= 2008 NatFilm Festival =

2008 NatFilm Poster

The 2008 NatFilm Festival ran from March 28, 2008 to April 6, 2008. NatFilm Festival is now merged with CIFF into one single event, CPH PIX, launched on April 16–26, 2009.

==Programme==
===Special Tribute===
The 2008 Special Tribute retrospective exhibited the work of Trine Dyrholm.

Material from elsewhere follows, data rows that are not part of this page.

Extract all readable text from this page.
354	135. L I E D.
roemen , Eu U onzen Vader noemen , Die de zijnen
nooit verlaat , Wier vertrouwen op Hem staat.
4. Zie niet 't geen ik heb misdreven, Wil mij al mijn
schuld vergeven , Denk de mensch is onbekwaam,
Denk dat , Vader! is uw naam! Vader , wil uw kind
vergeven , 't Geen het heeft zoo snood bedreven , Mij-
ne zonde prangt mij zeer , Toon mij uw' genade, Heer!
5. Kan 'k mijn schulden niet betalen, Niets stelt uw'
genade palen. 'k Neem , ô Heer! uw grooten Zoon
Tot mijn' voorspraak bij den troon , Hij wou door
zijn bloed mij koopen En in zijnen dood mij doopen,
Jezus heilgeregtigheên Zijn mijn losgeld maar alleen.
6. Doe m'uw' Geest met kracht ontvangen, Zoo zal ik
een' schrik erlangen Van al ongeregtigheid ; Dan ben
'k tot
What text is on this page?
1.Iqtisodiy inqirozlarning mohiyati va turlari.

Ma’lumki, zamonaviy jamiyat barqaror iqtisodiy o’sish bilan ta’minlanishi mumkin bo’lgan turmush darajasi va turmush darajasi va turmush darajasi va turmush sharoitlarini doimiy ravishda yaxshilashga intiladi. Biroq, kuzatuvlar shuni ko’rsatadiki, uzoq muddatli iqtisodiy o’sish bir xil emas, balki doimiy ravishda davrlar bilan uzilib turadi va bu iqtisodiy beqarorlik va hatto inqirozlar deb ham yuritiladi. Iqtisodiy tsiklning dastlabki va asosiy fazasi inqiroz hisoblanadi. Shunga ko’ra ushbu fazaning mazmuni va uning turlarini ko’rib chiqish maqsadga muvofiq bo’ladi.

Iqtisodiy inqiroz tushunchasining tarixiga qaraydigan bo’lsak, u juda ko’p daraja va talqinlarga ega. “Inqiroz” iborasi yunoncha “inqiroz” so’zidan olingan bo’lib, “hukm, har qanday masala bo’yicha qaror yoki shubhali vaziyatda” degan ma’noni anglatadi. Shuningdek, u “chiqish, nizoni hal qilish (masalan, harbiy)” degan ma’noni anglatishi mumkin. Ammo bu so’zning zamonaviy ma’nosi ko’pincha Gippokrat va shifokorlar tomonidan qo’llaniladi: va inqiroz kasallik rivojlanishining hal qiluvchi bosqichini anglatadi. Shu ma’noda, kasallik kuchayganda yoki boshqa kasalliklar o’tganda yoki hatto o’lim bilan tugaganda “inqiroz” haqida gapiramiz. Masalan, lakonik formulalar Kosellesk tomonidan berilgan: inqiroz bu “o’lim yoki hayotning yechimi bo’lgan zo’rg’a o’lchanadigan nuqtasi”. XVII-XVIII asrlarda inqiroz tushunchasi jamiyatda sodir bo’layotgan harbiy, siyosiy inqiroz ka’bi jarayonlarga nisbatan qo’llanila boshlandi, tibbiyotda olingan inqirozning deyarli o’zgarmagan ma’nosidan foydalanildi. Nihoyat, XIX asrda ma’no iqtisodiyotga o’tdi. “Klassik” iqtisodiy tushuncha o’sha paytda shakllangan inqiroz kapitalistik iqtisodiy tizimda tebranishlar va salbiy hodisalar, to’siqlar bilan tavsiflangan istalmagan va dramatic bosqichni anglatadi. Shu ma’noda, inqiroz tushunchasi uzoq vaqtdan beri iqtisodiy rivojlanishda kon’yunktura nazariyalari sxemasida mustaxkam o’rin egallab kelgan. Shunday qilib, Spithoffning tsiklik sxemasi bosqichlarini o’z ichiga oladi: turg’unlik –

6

The film 'Dansen' was shown as part of the 'Dansk Film 2008' section of the programme.

===Retrospectives===
- Edward Yang

The director's entire oeuvre of eight films was shown in memoriam, comprising A Brighter Summer Day, A Confucian Confusion, In Our Time, Mahjong, Taipei Story, That Day on the Beach, Terrorizers, and Yi Yi.

- Roy Andersson

Sange fra anden sal (Songs from the Second Floor), Giliap, En kærlighedshistorie (A Swedish Love Story), his 2007 release Du Levande (You, the Living), and a series of the director's short films were shown.

- Charles Burnett

Killer of Sheep, My Brother's Wedding, and a series of four shorts ("When It Rains", "The Horse", "Several Friends" and "Quiet As Kept") were shown.

- Louis de Funès

Fantômas, Le Petit Baigneur, and La Grande Vadrouille were shown.

- Guy Maddin

My Winnipeg, Brand Upon the Brain, and The Saddest Music in the World were shown.

===CPH:DOX===
Features shared with the Copenhagen International Documentary Festival (CPH:DOX) were A Jihad for Love by Parvez Sharma and In Prison My Whole Life by Marc Evans.